Semua hal yang saya lakukan saya kembalikan kepada ALLAH SWT. Memang ini sering saya tulis dan ucapkan. Tapi baru mak jleb kesadarannya akhir-akhir ini. Bahkan kini saya tak lagi risau apabila ada masalah menimpa saya. Seperti beberapa hari lalu kunci mobil saya patah di rumah setir justru saat saya hendak buru-buru berangkat dari Rumah Sakit tempat Ibunda saya dirawat. Saya sangat santai. Juga saat mantan pasangan saya yang sangat pemarah -padahal dulu peramah- berkomunikasi, saya pun sangat santai.

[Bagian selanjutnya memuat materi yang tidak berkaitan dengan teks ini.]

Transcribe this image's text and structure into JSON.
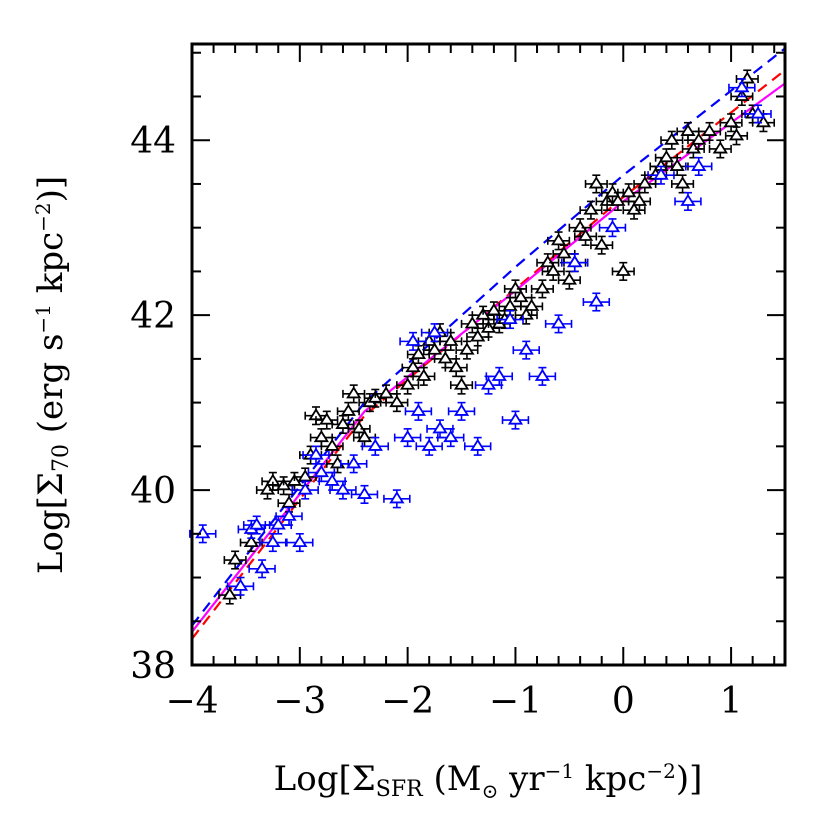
{
  "chart_data": {
    "type": "scatter",
    "title": "",
    "xlabel_parts": {
      "pre": "Log[Σ",
      "sub": "SFR",
      "unit_pre": " (M",
      "odot": "⊙",
      "unit_mid": " yr",
      "exp1": "−1",
      "unit_kpc": " kpc",
      "exp2": "−2",
      "post": ")]"
    },
    "ylabel_parts": {
      "pre": "Log[Σ",
      "sub": "70",
      "unit_pre": "  (erg s",
      "exp1": "−1",
      "unit_kpc": " kpc",
      "exp2": "−2",
      "post": ")]"
    },
    "xlim": [
      -4,
      1.5
    ],
    "ylim": [
      38,
      45.1
    ],
    "x_ticks": [
      -4,
      -3,
      -2,
      -1,
      0,
      1
    ],
    "x_tick_labels": [
      "−4",
      "−3",
      "−2",
      "−1",
      "0",
      "1"
    ],
    "y_ticks": [
      38,
      40,
      42,
      44
    ],
    "y_tick_labels": [
      "38",
      "40",
      "42",
      "44"
    ],
    "grid": false,
    "colors": {
      "black_points": "#000000",
      "blue_points": "#0000ff",
      "blue_line": "#0000ff",
      "red_line": "#ff0000",
      "magenta_line": "#ff00ff"
    },
    "series": [
      {
        "color": "black",
        "x_err": 0.1,
        "y_err": 0.1,
        "points": [
          [
            -3.65,
            38.8
          ],
          [
            -3.6,
            39.2
          ],
          [
            -3.45,
            39.4
          ],
          [
            -3.3,
            40.0
          ],
          [
            -3.25,
            40.1
          ],
          [
            -3.15,
            40.05
          ],
          [
            -3.1,
            39.85
          ],
          [
            -3.05,
            40.1
          ],
          [
            -2.95,
            40.15
          ],
          [
            -2.9,
            40.4
          ],
          [
            -2.85,
            40.85
          ],
          [
            -2.8,
            40.6
          ],
          [
            -2.75,
            40.8
          ],
          [
            -2.7,
            40.5
          ],
          [
            -2.65,
            40.3
          ],
          [
            -2.6,
            40.75
          ],
          [
            -2.55,
            40.9
          ],
          [
            -2.5,
            41.1
          ],
          [
            -2.45,
            40.7
          ],
          [
            -2.4,
            40.6
          ],
          [
            -2.35,
            41.0
          ],
          [
            -2.3,
            41.05
          ],
          [
            -2.2,
            41.1
          ],
          [
            -2.1,
            41.0
          ],
          [
            -2.0,
            41.2
          ],
          [
            -1.95,
            41.4
          ],
          [
            -1.9,
            41.55
          ],
          [
            -1.85,
            41.3
          ],
          [
            -1.8,
            41.7
          ],
          [
            -1.75,
            41.6
          ],
          [
            -1.7,
            41.8
          ],
          [
            -1.65,
            41.5
          ],
          [
            -1.6,
            41.7
          ],
          [
            -1.55,
            41.4
          ],
          [
            -1.5,
            41.2
          ],
          [
            -1.45,
            41.6
          ],
          [
            -1.4,
            41.9
          ],
          [
            -1.35,
            41.75
          ],
          [
            -1.3,
            42.0
          ],
          [
            -1.25,
            41.85
          ],
          [
            -1.2,
            42.05
          ],
          [
            -1.15,
            41.9
          ],
          [
            -1.1,
            41.95
          ],
          [
            -1.05,
            42.1
          ],
          [
            -1.0,
            42.3
          ],
          [
            -0.95,
            42.2
          ],
          [
            -0.9,
            42.0
          ],
          [
            -0.85,
            42.1
          ],
          [
            -0.75,
            42.3
          ],
          [
            -0.7,
            42.6
          ],
          [
            -0.65,
            42.5
          ],
          [
            -0.6,
            42.85
          ],
          [
            -0.55,
            42.7
          ],
          [
            -0.5,
            42.4
          ],
          [
            -0.45,
            42.6
          ],
          [
            -0.4,
            43.0
          ],
          [
            -0.35,
            42.9
          ],
          [
            -0.3,
            43.2
          ],
          [
            -0.25,
            43.5
          ],
          [
            -0.2,
            42.8
          ],
          [
            -0.15,
            43.3
          ],
          [
            -0.1,
            43.4
          ],
          [
            -0.05,
            43.3
          ],
          [
            0.0,
            42.5
          ],
          [
            0.05,
            43.4
          ],
          [
            0.1,
            43.2
          ],
          [
            0.15,
            43.3
          ],
          [
            0.2,
            43.5
          ],
          [
            0.3,
            43.6
          ],
          [
            0.35,
            43.7
          ],
          [
            0.4,
            43.8
          ],
          [
            0.45,
            44.0
          ],
          [
            0.5,
            43.7
          ],
          [
            0.55,
            43.5
          ],
          [
            0.6,
            44.1
          ],
          [
            0.65,
            43.9
          ],
          [
            0.7,
            44.0
          ],
          [
            0.8,
            44.1
          ],
          [
            0.9,
            43.9
          ],
          [
            1.0,
            44.2
          ],
          [
            1.05,
            44.05
          ],
          [
            1.1,
            44.5
          ],
          [
            1.15,
            44.7
          ],
          [
            1.2,
            44.3
          ],
          [
            1.3,
            44.2
          ]
        ]
      },
      {
        "color": "blue",
        "x_err": 0.12,
        "y_err": 0.1,
        "points": [
          [
            -3.9,
            39.5
          ],
          [
            -3.55,
            38.9
          ],
          [
            -3.45,
            39.55
          ],
          [
            -3.4,
            39.6
          ],
          [
            -3.35,
            39.1
          ],
          [
            -3.25,
            39.4
          ],
          [
            -3.2,
            39.6
          ],
          [
            -3.1,
            39.7
          ],
          [
            -3.0,
            39.4
          ],
          [
            -2.95,
            40.0
          ],
          [
            -2.8,
            40.2
          ],
          [
            -2.7,
            40.1
          ],
          [
            -2.6,
            40.0
          ],
          [
            -2.5,
            40.3
          ],
          [
            -2.4,
            39.95
          ],
          [
            -2.3,
            40.5
          ],
          [
            -2.1,
            39.9
          ],
          [
            -2.0,
            40.6
          ],
          [
            -1.9,
            40.9
          ],
          [
            -1.8,
            40.5
          ],
          [
            -1.7,
            40.7
          ],
          [
            -1.6,
            40.6
          ],
          [
            -1.5,
            40.9
          ],
          [
            -1.35,
            40.5
          ],
          [
            -1.25,
            41.2
          ],
          [
            -1.15,
            41.3
          ],
          [
            -1.0,
            40.8
          ],
          [
            -0.9,
            41.6
          ],
          [
            -0.75,
            41.3
          ],
          [
            -0.6,
            41.9
          ],
          [
            -0.45,
            42.6
          ],
          [
            -0.25,
            42.15
          ],
          [
            -0.1,
            43.0
          ],
          [
            0.35,
            43.6
          ],
          [
            0.6,
            43.3
          ],
          [
            0.7,
            43.7
          ],
          [
            1.1,
            44.6
          ],
          [
            1.25,
            44.3
          ],
          [
            -2.85,
            40.4
          ],
          [
            -1.95,
            41.7
          ],
          [
            -1.05,
            41.95
          ],
          [
            -1.75,
            41.8
          ]
        ]
      }
    ],
    "lines": [
      {
        "color": "blue",
        "style": "dashed",
        "points": [
          [
            -4.0,
            38.45
          ],
          [
            -2.4,
            41.0
          ],
          [
            -1.0,
            42.55
          ],
          [
            0.0,
            43.6
          ],
          [
            1.5,
            45.05
          ]
        ]
      },
      {
        "color": "red",
        "style": "dashed",
        "points": [
          [
            -4.0,
            38.3
          ],
          [
            -2.4,
            40.85
          ],
          [
            -1.0,
            42.3
          ],
          [
            0.0,
            43.35
          ],
          [
            1.5,
            44.8
          ]
        ]
      },
      {
        "color": "magenta",
        "style": "solid",
        "points": [
          [
            -4.0,
            38.38
          ],
          [
            -2.4,
            40.9
          ],
          [
            -1.0,
            42.28
          ],
          [
            0.0,
            43.3
          ],
          [
            1.5,
            44.65
          ]
        ]
      }
    ]
  }
}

Saya tadi malam berkomunikasi dengan seorang yang sebenarnya bukan entertainer, tapi bisalah dibilang “seleb” karena seringnya muncul di televisi tempatnya bekerja. Dari dia, saya tahu tayangan langsung sebuah acara “lucu-lucuan” ternyata cuma skenario. Tapi di skenario itu, ditampilkan seorang crew televisi yang ngebet jadi artis. Ia bahkan menyatakan “Saya sih udah siap ngetop”.
Dan saya bisa melihat dengan jelas, bahwa orang yang “pingin ngetop” itu jelek banget! Maka, saya tak lagi ingin masyhur. Apalagi saya ingat adagium, bahwa kemasyhuran sebenarnya adalah sangkar emas. Kita menjadi terpenjara oleh keterkenalan kita sendiri. Apa pun yang dikerjakan, orang lain melihat kita dengan antusias seperti ikan dalam aquarium. Hiks! Tidak enak!